Android based implementation of acoustic data transmission system

Primary LanguageJava

REDTOOTH

Android Based Implementation of Acoustic Data Transmission System

ABOUT

This project contains the working repository for the Android Studio based project for an acoustic data transmission app.

The application developed was built for Android 6 and used 16-FSK with a symbol duration of 0.5 seconds per symbol to transmit strings of 80 bits.

OVERVIEW

As shown by the diagram a simplified model of the implemented system may be segmented into two subsystems, the transmitter and receiver. These two subsystems are then interfaced with and controlled by the main class.

Simply put, the transmitter collects the user defined strings and converts them to a binary representation. This binary data is then modulated using FSK and saved as a wav-file, the transmitter interface then allows for the user to play this waveform, thereby transmitting it to the receiver.

The receiver offers an interface for recording the transmitted waveform and saves it to file. This waveform is then synchronized using a matched filter, and the recovered modulated signal is concatenated and saved to file. Then the waveform is demodulated and the resulting binary data is converted back to a string.

SYSTEM SPECIFICS

Transmitter Object

The transmitter object is a class that deals with the high-level algorithmic process of generating the modulated waveform.
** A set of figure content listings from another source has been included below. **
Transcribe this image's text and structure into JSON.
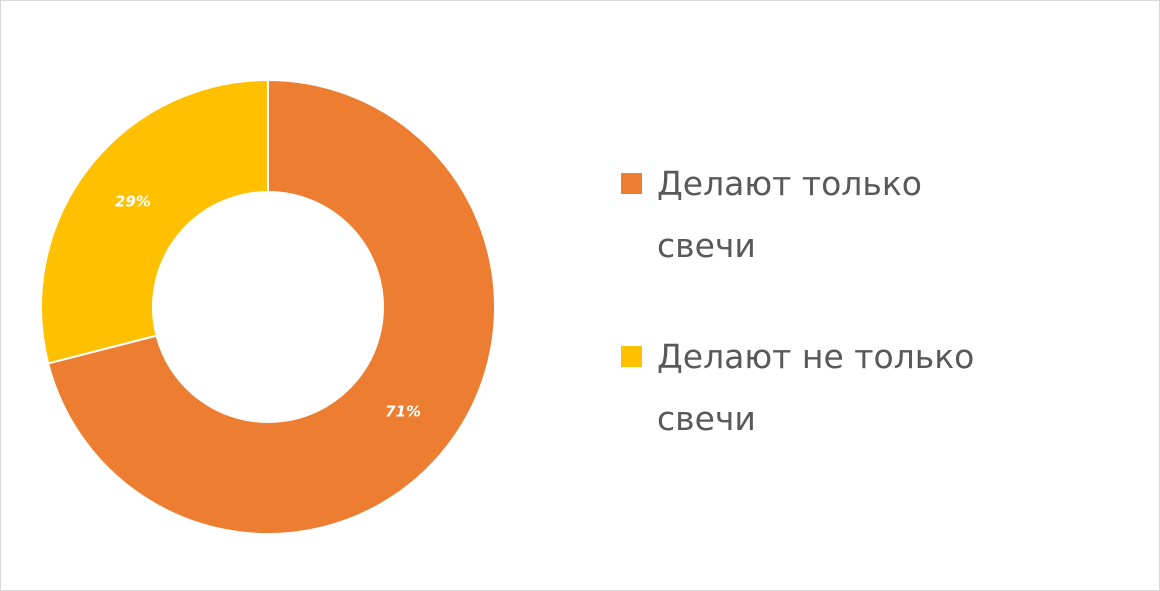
{
  "chart_data": {
    "type": "donut",
    "categories": [
      "Делают только свечи",
      "Делают не только свечи"
    ],
    "values": [
      71,
      29
    ],
    "value_labels": [
      "71%",
      "29%"
    ],
    "colors": [
      "#ed7d31",
      "#ffc000"
    ]
  }
}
This is achieved by first initializing the parameters required for effective modulation, these being sample rate, symbol duration, the number of carriers and source string.
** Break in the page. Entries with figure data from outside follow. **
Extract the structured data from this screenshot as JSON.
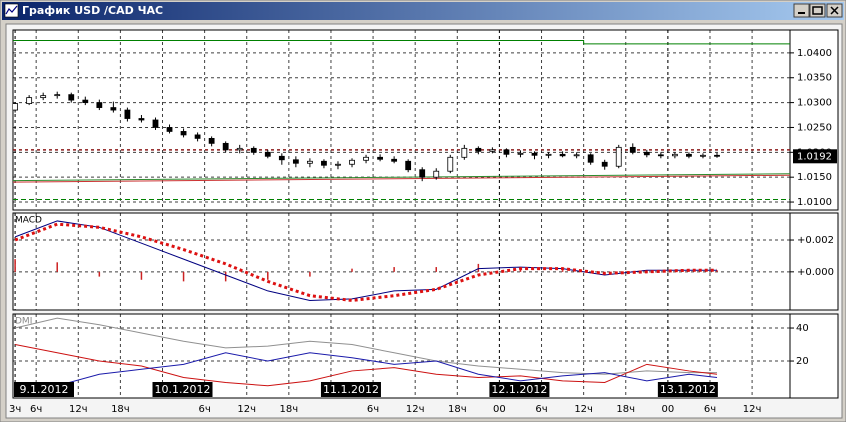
{
  "window_title": "График USD /CAD ЧАС",
  "chart_data": [
    {
      "type": "candlestick",
      "x": [
        3,
        5,
        7,
        9,
        11,
        13,
        15,
        17,
        19,
        21,
        23,
        25,
        27,
        29,
        31,
        33,
        35,
        37,
        39,
        41,
        43,
        45,
        47,
        49,
        51,
        53,
        55,
        57,
        59,
        61,
        63,
        65,
        67,
        69,
        71,
        73,
        75,
        77,
        79,
        81,
        83,
        85,
        87,
        89,
        91,
        93,
        95,
        97,
        99,
        101,
        103
      ],
      "open": [
        1.0285,
        1.0298,
        1.031,
        1.0314,
        1.0316,
        1.0305,
        1.03,
        1.029,
        1.0285,
        1.0268,
        1.0265,
        1.025,
        1.0242,
        1.0235,
        1.0228,
        1.0218,
        1.0205,
        1.0208,
        1.02,
        1.0192,
        1.0185,
        1.0178,
        1.0182,
        1.0174,
        1.0176,
        1.0184,
        1.019,
        1.0186,
        1.0182,
        1.0165,
        1.015,
        1.0162,
        1.019,
        1.0208,
        1.0202,
        1.0205,
        1.0196,
        1.0198,
        1.0194,
        1.0196,
        1.0193,
        1.0195,
        1.018,
        1.0172,
        1.021,
        1.02,
        1.0195,
        1.0193,
        1.0196,
        1.0192,
        1.0194
      ],
      "high": [
        1.03,
        1.0315,
        1.032,
        1.0322,
        1.032,
        1.0312,
        1.0306,
        1.0302,
        1.029,
        1.0275,
        1.027,
        1.0256,
        1.0248,
        1.024,
        1.0232,
        1.0222,
        1.0215,
        1.0212,
        1.0205,
        1.0198,
        1.0192,
        1.0188,
        1.0186,
        1.0182,
        1.0188,
        1.0195,
        1.0196,
        1.0192,
        1.0186,
        1.017,
        1.0168,
        1.0195,
        1.0215,
        1.0212,
        1.021,
        1.0208,
        1.0204,
        1.0202,
        1.02,
        1.0202,
        1.02,
        1.0198,
        1.0185,
        1.0215,
        1.0218,
        1.0205,
        1.02,
        1.02,
        1.02,
        1.0198,
        1.0199
      ],
      "low": [
        1.028,
        1.0295,
        1.0305,
        1.0308,
        1.03,
        1.0295,
        1.0285,
        1.028,
        1.0262,
        1.026,
        1.0245,
        1.0238,
        1.023,
        1.0222,
        1.0212,
        1.02,
        1.0198,
        1.0195,
        1.0188,
        1.0175,
        1.017,
        1.017,
        1.0168,
        1.0166,
        1.017,
        1.0178,
        1.0182,
        1.0178,
        1.016,
        1.0142,
        1.0145,
        1.0158,
        1.0185,
        1.0196,
        1.0198,
        1.019,
        1.019,
        1.0186,
        1.0188,
        1.019,
        1.0188,
        1.0175,
        1.0165,
        1.0168,
        1.0196,
        1.019,
        1.0188,
        1.0188,
        1.0188,
        1.0188,
        1.0189
      ],
      "close": [
        1.0298,
        1.031,
        1.0314,
        1.0316,
        1.0305,
        1.03,
        1.029,
        1.0285,
        1.0268,
        1.0265,
        1.025,
        1.0242,
        1.0235,
        1.0228,
        1.0218,
        1.0205,
        1.0208,
        1.02,
        1.0192,
        1.0185,
        1.0178,
        1.0182,
        1.0174,
        1.0176,
        1.0184,
        1.019,
        1.0186,
        1.0182,
        1.0165,
        1.015,
        1.0162,
        1.019,
        1.0208,
        1.0202,
        1.0205,
        1.0196,
        1.0198,
        1.0194,
        1.0196,
        1.0193,
        1.0195,
        1.018,
        1.0172,
        1.021,
        1.02,
        1.0195,
        1.0193,
        1.0196,
        1.0192,
        1.0194,
        1.0192
      ],
      "lines": [
        {
          "color": "#008000",
          "style": "solid",
          "x": [
            2.7,
            84,
            84,
            113.4
          ],
          "values": [
            1.0425,
            1.0425,
            1.0418,
            1.0418
          ]
        },
        {
          "color": "#8b1a1a",
          "style": "dotted",
          "x": [
            2.7,
            113.4
          ],
          "values": [
            1.0205,
            1.0205
          ]
        },
        {
          "color": "#008000",
          "style": "dashed",
          "x": [
            2.7,
            113.4
          ],
          "values": [
            1.0105,
            1.0105
          ]
        },
        {
          "color": "#2e8b2e",
          "style": "solid",
          "x": [
            2.7,
            113.4
          ],
          "values": [
            1.0143,
            1.0157
          ]
        },
        {
          "color": "#cc3333",
          "style": "solid",
          "x": [
            2.7,
            113.4
          ],
          "values": [
            1.014,
            1.0154
          ]
        }
      ],
      "last_price": 1.0192,
      "xlim": [
        2.7,
        113.4
      ],
      "ylim": [
        1.0084,
        1.0446
      ],
      "yticks": [
        {
          "value": 1.01,
          "label": "1.0100"
        },
        {
          "value": 1.015,
          "label": "1.0150"
        },
        {
          "value": 1.02,
          "label": "1.0200"
        },
        {
          "value": 1.025,
          "label": "1.0250"
        },
        {
          "value": 1.03,
          "label": "1.0300"
        },
        {
          "value": 1.035,
          "label": "1.0350"
        },
        {
          "value": 1.04,
          "label": "1.0400"
        }
      ],
      "grid": true
    },
    {
      "type": "line",
      "title": "MACD",
      "x": [
        3,
        9,
        15,
        21,
        27,
        33,
        39,
        45,
        51,
        57,
        63,
        69,
        75,
        81,
        87,
        93,
        99,
        103
      ],
      "series": [
        {
          "style": "bar",
          "color": "#cc2222",
          "values": [
            0.0008,
            0.0006,
            -0.0003,
            -0.0005,
            -0.0006,
            -0.0006,
            -0.0005,
            -0.0003,
            0.0002,
            0.0003,
            0.0003,
            0.0005,
            0.0002,
            0.0001,
            -0.0001,
            0.0001,
            0.0001,
            0.0001
          ]
        },
        {
          "style": "solid",
          "color": "#000080",
          "values": [
            0.0022,
            0.0032,
            0.0028,
            0.0018,
            0.0008,
            -0.0002,
            -0.0012,
            -0.0018,
            -0.0017,
            -0.0012,
            -0.0011,
            0.0002,
            0.0003,
            0.0002,
            -0.0002,
            0.0001,
            0.0001,
            0.0001
          ]
        },
        {
          "style": "dotted",
          "color": "#dd1111",
          "values": [
            0.002,
            0.003,
            0.0028,
            0.0022,
            0.0014,
            0.0005,
            -0.0006,
            -0.0015,
            -0.0018,
            -0.0015,
            -0.0011,
            -0.0002,
            0.0002,
            0.0002,
            -0.0001,
            0.0,
            0.0001,
            0.0001
          ]
        }
      ],
      "xlim": [
        2.7,
        113.4
      ],
      "ylim": [
        -0.0024,
        0.0037
      ],
      "yticks": [
        {
          "value": 0,
          "label": "+0.000"
        },
        {
          "value": 0.002,
          "label": "+0.002"
        }
      ],
      "grid": true
    },
    {
      "type": "line",
      "title": "DMI",
      "x": [
        3,
        9,
        15,
        21,
        27,
        33,
        39,
        45,
        51,
        57,
        63,
        69,
        75,
        81,
        87,
        93,
        99,
        103
      ],
      "series": [
        {
          "style": "solid",
          "color": "#909090",
          "values": [
            40,
            46,
            42,
            37,
            32,
            28,
            29,
            32,
            30,
            25,
            20,
            17,
            15,
            13,
            12,
            14,
            13,
            13
          ]
        },
        {
          "style": "solid",
          "color": "#cc1111",
          "values": [
            30,
            25,
            20,
            17,
            10,
            7,
            5,
            8,
            14,
            16,
            12,
            10,
            11,
            8,
            7,
            18,
            14,
            12
          ]
        },
        {
          "style": "solid",
          "color": "#1a1aaa",
          "values": [
            5,
            5,
            12,
            15,
            18,
            25,
            20,
            25,
            22,
            18,
            20,
            12,
            8,
            11,
            13,
            8,
            12,
            10
          ]
        }
      ],
      "xlim": [
        2.7,
        113.4
      ],
      "ylim": [
        -2.4,
        48.5
      ],
      "yticks": [
        20,
        40
      ],
      "xticks": [
        {
          "value": 3,
          "label": "3ч"
        },
        {
          "value": 6,
          "label": "6ч"
        },
        {
          "value": 12,
          "label": "12ч"
        },
        {
          "value": 18,
          "label": "18ч"
        },
        {
          "value": 30,
          "label": "6ч"
        },
        {
          "value": 36,
          "label": "12ч"
        },
        {
          "value": 42,
          "label": "18ч"
        },
        {
          "value": 54,
          "label": "6ч"
        },
        {
          "value": 60,
          "label": "12ч"
        },
        {
          "value": 66,
          "label": "18ч"
        },
        {
          "value": 72,
          "label": "00"
        },
        {
          "value": 78,
          "label": "6ч"
        },
        {
          "value": 84,
          "label": "12ч"
        },
        {
          "value": 90,
          "label": "18ч"
        },
        {
          "value": 96,
          "label": "00"
        },
        {
          "value": 102,
          "label": "6ч"
        },
        {
          "value": 108,
          "label": "12ч"
        }
      ],
      "date_ticks": [
        {
          "value": 3,
          "label": "9.1.2012"
        },
        {
          "value": 24,
          "label": "10.1.2012"
        },
        {
          "value": 48,
          "label": "11.1.2012"
        },
        {
          "value": 72,
          "label": "12.1.2012"
        },
        {
          "value": 96,
          "label": "13.1.2012"
        }
      ],
      "grid": true
    }
  ]
}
Then the the transmitter class initializes the FSK modulator object and requests the FSK modulated waveform from the it. This modulated data is then passed to the wavfile object which writes the .wav file to storage. This process may be seen in the block diagram shown in the diagram below.

Receiver Object

The receiver object is a a class that deals with the high-level algorithmic process of demodulating the received waveform. This is achieved by first initializing the parameters required for demodulation and synchronization. A thread is then started to record the modulated waveform of known length, once completed the thread writes the recorded waveform to file to be analysed.

This analysis consists of first concatenating the recording so that so that the number of samples is a power of two. This was done to increase speed of the synchronization algorithm in the frequency domain. For the FFT algorithms are considerably faster when applying them to data that is of length 2^n . The synchronization mechanism used was the matched filter previously designed, which ensured accurate symbol recovery.

This synchronized waveform was then demodulated using a correlation based FSK demodulation algorithm. Finally the resultant binary signal as converted back into a UTF-16. This process may be see in the block diagram shown below.

Infrastructure and Handlers

The infrastructure of Android based implementation is that of objects used by both the transmitter and receiver objects. These objects are the string handler, audio handler and signal generator. The system was designed to increase modularity and portability, as per the Java based object orientation specifications.

String Handler

The string handler was used to convert both the user entered characters into UTF-16 binary arrays, and the demodulated binary arrays from UTF-16 to Java based strings. The conversion from characters to UTF-16 was done by finding the UTF-16 value of each character in the user entered string and the conversion from UTF-16 to characters was done through the use of Java based StringBuilder object.

Audio Handler

The audio handler essentially worked as an interface for the wave-file library. It was able to take in modulated data streams and call the wav-file library to write them to storage. In order to do this, the audio handler checked permissions and created files and directories accordingly. Furthermore, the audio handler enabled reading the recorded wav-files from storage through the use of the wav-file library.

Signal Generator

The signal generator object was used to populate ArrayLists for the carriers and synchronization signals. The carrier generation was achieved by iteratively populating the ArrayList with a sinusoidal waveform sampled at 44100Hz.

USAGE

Build the project, it is compatible on Android 5.0 and above.